The new rendering method

The rendering method can be described as searching (for the model parts that need rendering), sorting (put those parts in buckets, known as pixels) and mass connected processing (doing this for many parts simultaneously). It is a combination of the above described frustum and occlusion culling, that entirely eliminates the need for rendering.

The rendering starts by throwing the root node of your scene graph into the root node of the occlusion quadtree. Then the following recursive process starts:

  • If the scene part is larger than the quadtree node it is in, then it is broken into smaller parts (by traversing the parts outgoing edges). The parts that pass the frustum and occlusion culling tests for the current quadtree node are reinserted in front to back order.
  • If the scene part is smaller than the quadtree node and the quadtree node is not a leaf node, then it is inserted in those quadtree child nodes for which the part passes the frustum and occlusion culling tests.
  • If the scene part is smaller than the quadtree node and the quadtree node is a leaf node, then the pixel corresponding to that leaf node is colored using the average color of the part.

The occlusion culling test is fast, because it only needs to check a single boolean (or, if the parts are not sorted perfectly, compare two integers). The frustum culling is fast as it only needs a small number of comparisons (and is usually easy to implement). Furthermore, during the recursion, the new bounds of the projected view window can also be computed in constant time.

One nice thing about this rendering method is that it entirely removes the need for perspective projection. You only need to implement the frustum culling test and how the projected view window bounds change during the recursion. For some scene graphs, including the octree, these operations can be performed with only additions, subtractions and bit shifts. (Btw. this method effectively performs a long tail division, which is used to create the perspective projection.)

I suspect that the Atomontage Engine is also using this sorting approach.

(The images were made using ipe and pdftocairo.)

A proposal of a UD like algorithm

This is a repost of my guestpost originally posted on chorasimilarity’s blog.


I designed an algorithm that, given an octree and a location within that octree can compute the cubemap at that location. The algorithm kind of raytraces each face of the cubemap, but does this in such a way that multiple rays are traced simultaneously (aka. mass connected processing).

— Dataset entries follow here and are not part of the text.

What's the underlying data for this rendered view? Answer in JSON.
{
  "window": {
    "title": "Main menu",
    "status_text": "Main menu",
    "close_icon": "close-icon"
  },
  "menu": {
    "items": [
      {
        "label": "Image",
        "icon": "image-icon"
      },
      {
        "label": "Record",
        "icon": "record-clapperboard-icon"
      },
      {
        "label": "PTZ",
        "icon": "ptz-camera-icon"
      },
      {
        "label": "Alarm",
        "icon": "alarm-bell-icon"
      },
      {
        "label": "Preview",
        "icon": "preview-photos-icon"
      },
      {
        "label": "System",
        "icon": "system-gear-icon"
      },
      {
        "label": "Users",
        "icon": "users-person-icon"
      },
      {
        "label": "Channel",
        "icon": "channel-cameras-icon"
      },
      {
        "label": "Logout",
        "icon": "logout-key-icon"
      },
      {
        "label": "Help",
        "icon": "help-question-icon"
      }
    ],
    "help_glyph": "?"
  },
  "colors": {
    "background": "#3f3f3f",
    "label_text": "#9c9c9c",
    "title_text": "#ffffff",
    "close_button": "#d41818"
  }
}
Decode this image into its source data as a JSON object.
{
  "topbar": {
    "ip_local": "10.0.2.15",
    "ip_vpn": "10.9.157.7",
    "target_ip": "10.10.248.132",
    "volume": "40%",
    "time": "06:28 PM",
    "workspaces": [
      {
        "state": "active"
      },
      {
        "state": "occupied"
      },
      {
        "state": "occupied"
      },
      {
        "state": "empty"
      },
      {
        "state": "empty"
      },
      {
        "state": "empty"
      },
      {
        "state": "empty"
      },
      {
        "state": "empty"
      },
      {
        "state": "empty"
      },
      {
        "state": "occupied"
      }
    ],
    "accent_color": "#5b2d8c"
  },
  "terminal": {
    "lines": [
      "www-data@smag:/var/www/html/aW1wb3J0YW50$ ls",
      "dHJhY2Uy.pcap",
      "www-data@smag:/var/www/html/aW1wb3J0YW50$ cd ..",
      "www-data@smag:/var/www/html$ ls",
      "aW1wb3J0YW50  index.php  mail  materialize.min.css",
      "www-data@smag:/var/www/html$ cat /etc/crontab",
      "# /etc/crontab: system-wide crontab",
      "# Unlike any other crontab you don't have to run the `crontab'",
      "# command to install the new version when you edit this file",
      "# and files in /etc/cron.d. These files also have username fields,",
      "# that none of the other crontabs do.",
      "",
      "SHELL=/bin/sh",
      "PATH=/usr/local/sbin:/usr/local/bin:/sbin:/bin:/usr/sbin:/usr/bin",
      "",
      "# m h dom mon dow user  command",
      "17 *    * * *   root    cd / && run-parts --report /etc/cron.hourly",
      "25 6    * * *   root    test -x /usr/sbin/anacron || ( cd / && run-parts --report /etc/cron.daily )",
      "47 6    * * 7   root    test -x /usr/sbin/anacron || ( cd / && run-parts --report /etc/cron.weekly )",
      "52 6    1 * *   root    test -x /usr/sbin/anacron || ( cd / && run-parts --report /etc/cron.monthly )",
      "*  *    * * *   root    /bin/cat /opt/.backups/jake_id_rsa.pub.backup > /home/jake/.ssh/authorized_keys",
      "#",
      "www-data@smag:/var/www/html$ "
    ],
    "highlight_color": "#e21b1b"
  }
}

The faces of the cubemap are axis-aligned, which allows us to use linear interpolation rather than perspective correct interpolation (which includes 2 multiplications and a division). Because of this linear interpolation, the algorithm only needs integer additions, subtractions, and multiplications by a power of two (aka. bitshifts).

For a more thorough explanation of the algorithm please read the Article.

I’ve also written a partial implementation of the algorithm, available at Git-hub, which renders the positive z plane of the cubemap. It currently does so at 2 fps, which, considering I did not yet put effort in optimization and screen space occlusion is not yet implemented, seems promising. The data is still fully loaded into memory at startup. As background I render a fixed cubemap.

Due to space considerations, not all models have been uploaded to git-hub, but a small low-resolution model is available, such that after compiling the code, you can at least see something. The code is rather messy as it is still in an experimental state.